No primeiro semestre, as vendas mesmas lojas cresceram 9,3%, uma aceleração ante o avanço de 7,8% registrado nos quatro primeiros meses do ano. Segundo o executivo, maio e junho registraram crescimento superior a 10%, indicando aceleração das vendas.
O presidente da Americanas, Fernando Dias Soares, afirmou que o avanço das vendas, aliado ao controle de custos e despesas, resultou em uma melhora de R$ 251 milhões no Ebitda ajustado (ex-IFRS 16) no semestre.
"O mercado vinha questionando se a gente conseguiria seguir melhorando na mesma ordem de grandeza e a resposta é sim", disse. No primeiro semestre de 2025, a melhora havia sido de R$ 238 milhões, levando a evolução acumulada em dois anos a quase R$ 500 milhões.
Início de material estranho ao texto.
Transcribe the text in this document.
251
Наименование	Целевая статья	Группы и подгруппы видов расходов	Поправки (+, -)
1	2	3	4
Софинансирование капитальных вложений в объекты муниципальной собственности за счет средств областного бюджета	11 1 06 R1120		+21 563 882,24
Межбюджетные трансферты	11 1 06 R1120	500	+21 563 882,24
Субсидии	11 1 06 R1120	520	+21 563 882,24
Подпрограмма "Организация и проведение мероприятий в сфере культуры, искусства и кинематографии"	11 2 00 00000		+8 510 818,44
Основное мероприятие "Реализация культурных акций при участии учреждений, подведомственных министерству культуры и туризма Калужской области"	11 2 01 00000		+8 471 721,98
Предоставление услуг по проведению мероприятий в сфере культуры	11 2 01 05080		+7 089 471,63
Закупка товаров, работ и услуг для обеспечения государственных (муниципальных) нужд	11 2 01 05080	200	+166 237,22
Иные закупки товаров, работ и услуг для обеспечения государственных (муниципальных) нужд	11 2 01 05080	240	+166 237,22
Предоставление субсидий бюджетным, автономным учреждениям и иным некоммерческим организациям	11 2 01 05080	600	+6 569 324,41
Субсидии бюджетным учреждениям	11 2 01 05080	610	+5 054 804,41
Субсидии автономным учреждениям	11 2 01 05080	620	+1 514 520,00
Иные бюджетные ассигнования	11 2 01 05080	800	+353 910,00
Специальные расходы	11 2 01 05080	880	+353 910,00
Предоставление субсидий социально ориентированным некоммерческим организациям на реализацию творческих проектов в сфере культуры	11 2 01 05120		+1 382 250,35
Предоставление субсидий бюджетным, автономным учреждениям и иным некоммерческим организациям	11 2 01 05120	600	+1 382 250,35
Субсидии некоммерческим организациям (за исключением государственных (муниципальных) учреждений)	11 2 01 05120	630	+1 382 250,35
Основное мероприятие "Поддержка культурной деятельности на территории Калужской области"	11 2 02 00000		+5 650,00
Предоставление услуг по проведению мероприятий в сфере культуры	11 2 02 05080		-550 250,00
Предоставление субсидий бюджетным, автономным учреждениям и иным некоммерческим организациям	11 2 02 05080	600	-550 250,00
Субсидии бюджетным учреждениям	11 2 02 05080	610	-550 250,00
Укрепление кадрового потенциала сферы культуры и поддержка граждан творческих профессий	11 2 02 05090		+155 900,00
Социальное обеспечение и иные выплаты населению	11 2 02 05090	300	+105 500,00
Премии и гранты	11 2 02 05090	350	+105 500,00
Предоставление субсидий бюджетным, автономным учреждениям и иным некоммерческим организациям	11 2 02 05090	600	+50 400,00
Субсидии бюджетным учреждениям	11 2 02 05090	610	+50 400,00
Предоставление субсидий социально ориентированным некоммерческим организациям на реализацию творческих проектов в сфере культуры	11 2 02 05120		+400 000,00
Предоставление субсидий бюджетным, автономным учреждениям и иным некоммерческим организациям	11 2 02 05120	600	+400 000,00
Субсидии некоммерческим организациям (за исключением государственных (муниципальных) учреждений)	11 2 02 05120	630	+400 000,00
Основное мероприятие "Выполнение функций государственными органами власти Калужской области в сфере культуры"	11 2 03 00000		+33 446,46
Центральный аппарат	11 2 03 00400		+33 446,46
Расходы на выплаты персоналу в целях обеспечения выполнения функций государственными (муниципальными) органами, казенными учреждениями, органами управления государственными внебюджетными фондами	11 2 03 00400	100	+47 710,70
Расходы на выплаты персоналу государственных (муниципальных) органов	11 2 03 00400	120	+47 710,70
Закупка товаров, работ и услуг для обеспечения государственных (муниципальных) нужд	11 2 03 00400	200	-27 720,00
As despesas gerais, administrativas e com vendas (SG&A) caíram 12,3% no segundo trimestre, para R$ 772 milhões. Como proporção da receita líquida, passaram de 26,2% para 23,4%. No semestre, a redução das despesas foi de R$ 76 milhões, com melhora de 3,3 pontos porcentuais na relação com a receita.
Já o resultado financeiro ficou negativo em R$ 201 milhões no trimestre, ante R$ 18 milhões negativos um ano antes.
Em relação à estrutura de capital, Durchon afirmou que não houve mudança relevante e destacou que a venda de ativos tem sido utilizada para reduzir o endividamento. A companhia concluiu em junho a venda de um ativo por R$ 162 milhões, valor R$ 9 milhões superior ao inicialmente previsto após ajuste de preço.
O CFO afirmou ainda que a Americanas continua consumindo caixa, embora em ritmo decrescente, e que a companhia melhorou o capital de giro em quase R$ 300 milhões nos últimos 12 meses.
Digital
No digital, a receita cresceu 77,4% no segundo trimestre, para R$ 204 milhões. O O2O, modelo em que a compra é feita online e atendida a partir do estoque das lojas físicas, avançou 92,9%, para R$ 191 milhões. No semestre, o O2O cresceu 74,6%, para R$ 337 milhões.
"Nos três últimos anos reestruturamos totalmente a companhia. Tínhamos uma empresa digital muito grande, que foi desmontada, e estamos remontando essa operação de forma diferente, para ter um digital rentável", afirmou Durchon.
No semestre, o novo digital respondeu por cerca de 5% das vendas. Durante a Copa do Mundo, cerca de 30% das vendas de figurinhas foram originadas pelo O2O. A companhia já possui cerca de 200 lojas com caixas exclusivos para retirada de pedidos feitos online.
No canal físico, a receita caiu 6,8% no segundo trimestre, impactada também pelo calendário da Páscoa e pela redução da base de lojas. No semestre, porém, cresceu 3,2%. A receita bruta por metro quadrado avançou 10,3% no período, resultado que a companhia associa ao fechamento, realocação e readequação de pontos de venda.
A Copa do Mundo também teve efeitos distintos sobre a operação. Segundo Soares, houve redução de fluxo e fechamento antecipado de algumas lojas em dias de jogos, sobretudo em shopping centers.
O impacto, porém, foi compensado pelo aumento das vendas de categorias relacionadas ao evento. No segundo trimestre, as vendas mesmas lojas de biscoitos e salgadinhos cresceram 13%, enquanto as de bebidas avançaram 29%. A companhia comercializou ainda mais de 12 milhões de pacotes de figurinhas. "Do ponto de vista de vendas, é muito mais positivo do que negativo", disse o executivo.